Domingo, 25 Junio, 2017

Gallois, el bien común y el camino de salida


Grecia arde. España está en el punto de mira de toda Europa. Pero resulta que Francia es una bomba de relojería. Ya lo sabía el presidente Hollande y por eso, antes de que la influyente revista The Economist inundase los quioscos del mundo con unas representativas baguettes explosivas, le había encargado a un hombre de negocios, Louis Gallois, un riguroso informe con medidas concretas para salir del atolladero.

Como es el mismo cumplidor que prestó con eficacia sus servicios en la red de ferrocarriles gala y en EADS, la constructora aeronáutica, como consejero delegado, entregó su informe en tiempo y forma con 22 propuestas concretas y bien desarrolladas que tienen como pretensión dinamizar la economía.

Francia tiene una enfermedad que no dista demasiado de la de España y el resto de los países del entorno: se ha anquilosado por culpa de la pérdida de competitividad fruto de numerosos factores entre los que ha jugado un papel fundamental una interpretación demasiado amplia del concepto de Estado del bienestar y una pérdida paulatina de la noción del bien común que permitió ponerlo en marcha.

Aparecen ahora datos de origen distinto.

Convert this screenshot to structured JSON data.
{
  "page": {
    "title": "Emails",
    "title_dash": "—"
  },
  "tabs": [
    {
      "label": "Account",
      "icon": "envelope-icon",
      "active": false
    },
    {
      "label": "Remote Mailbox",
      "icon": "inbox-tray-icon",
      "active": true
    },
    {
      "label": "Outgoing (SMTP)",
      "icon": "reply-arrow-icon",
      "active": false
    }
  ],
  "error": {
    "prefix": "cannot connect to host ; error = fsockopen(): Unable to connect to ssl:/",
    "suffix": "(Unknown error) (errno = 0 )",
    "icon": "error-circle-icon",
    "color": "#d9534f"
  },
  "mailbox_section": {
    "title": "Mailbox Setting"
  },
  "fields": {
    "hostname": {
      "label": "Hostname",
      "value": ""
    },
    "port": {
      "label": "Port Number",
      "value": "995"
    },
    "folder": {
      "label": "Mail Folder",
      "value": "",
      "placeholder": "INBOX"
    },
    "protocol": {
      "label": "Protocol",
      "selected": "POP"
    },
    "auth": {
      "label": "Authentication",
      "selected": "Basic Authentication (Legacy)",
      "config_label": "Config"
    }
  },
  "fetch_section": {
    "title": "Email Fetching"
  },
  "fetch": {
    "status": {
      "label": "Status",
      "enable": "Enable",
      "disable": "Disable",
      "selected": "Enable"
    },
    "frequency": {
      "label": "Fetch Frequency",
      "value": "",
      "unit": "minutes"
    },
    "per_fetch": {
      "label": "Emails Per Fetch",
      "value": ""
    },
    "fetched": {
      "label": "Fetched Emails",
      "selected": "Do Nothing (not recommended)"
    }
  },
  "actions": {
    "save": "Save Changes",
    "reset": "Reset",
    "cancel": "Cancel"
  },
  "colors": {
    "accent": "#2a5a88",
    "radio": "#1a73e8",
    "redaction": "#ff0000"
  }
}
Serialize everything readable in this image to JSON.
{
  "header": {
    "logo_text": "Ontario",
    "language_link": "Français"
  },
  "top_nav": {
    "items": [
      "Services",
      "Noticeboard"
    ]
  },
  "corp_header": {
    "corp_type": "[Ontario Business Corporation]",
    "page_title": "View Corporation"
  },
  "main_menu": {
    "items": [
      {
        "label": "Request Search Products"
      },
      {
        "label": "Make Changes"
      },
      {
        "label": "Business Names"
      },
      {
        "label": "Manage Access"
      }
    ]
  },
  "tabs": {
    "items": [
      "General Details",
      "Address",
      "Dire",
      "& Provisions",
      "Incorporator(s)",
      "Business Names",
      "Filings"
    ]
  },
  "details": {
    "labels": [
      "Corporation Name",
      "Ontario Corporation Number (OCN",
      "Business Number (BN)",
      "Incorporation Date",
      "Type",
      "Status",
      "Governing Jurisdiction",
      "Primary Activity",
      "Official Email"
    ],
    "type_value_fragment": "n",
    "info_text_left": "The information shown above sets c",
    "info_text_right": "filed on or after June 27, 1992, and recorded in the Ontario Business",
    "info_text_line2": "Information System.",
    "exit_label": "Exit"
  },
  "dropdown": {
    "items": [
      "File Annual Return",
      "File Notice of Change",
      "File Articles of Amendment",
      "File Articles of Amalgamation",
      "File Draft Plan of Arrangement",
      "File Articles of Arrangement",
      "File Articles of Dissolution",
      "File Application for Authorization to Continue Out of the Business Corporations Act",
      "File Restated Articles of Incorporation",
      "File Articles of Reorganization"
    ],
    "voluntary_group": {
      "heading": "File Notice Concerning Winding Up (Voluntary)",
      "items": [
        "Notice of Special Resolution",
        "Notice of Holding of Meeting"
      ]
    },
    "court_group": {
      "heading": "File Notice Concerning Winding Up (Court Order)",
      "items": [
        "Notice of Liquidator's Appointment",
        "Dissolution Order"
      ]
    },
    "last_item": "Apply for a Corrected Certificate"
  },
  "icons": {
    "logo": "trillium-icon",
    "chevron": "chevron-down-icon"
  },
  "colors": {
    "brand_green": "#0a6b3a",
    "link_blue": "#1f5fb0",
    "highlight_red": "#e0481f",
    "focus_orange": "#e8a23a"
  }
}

castellerY es que el llamado proyecto Gallois, del que podríamos tomar nueva nota, tiene mucho que ver con el bien común que la Iglesia toma como bandera cuando aborda la cuestión de la propiedad privada y del crecimiento económico. El planteamiento es simple: se meten en una coctelera el derecho al trabajo, el derecho a la propiedad privada, el principio del bien común, la justicia, la caridad y unas imprescindibles gotas de responsabilidad, sazonador básico de este guiso económico. El resultado, de aspecto parecido al propuesto por Gallois, implica un verdadero cambio de paradigma en el modelo económico y en el planteamiento de cada hombre sobre lo que tiene que ser su trabajo.

Y resulta que en el bien común estaba la salida. En una “visión de la economía inspirada en valores morales que permitan tener siempre presente el origen y la finalidad de tales bienes, para así realizar un mundo justo y solidario, en el que la creación de la riqueza pueda asumir una función positiva”. Pero eso necesita del ingrediente estrella: responsabilidad, no ad intra, no la de cada cual sobre su vida y su familia, sino ad extra, responsabilidad de cada uno con su empresa -a través de la participación de los trabajadores en los consejos de administración- y, sobre todo, de cada uno con la sociedad porque si algo ha enseñado esta crisis es que el mal de muchos nos atañe a todos. Por esa vía del dolor de bolsillo quizá hayamos aprendido  que el bien de todos también me atañe a mí.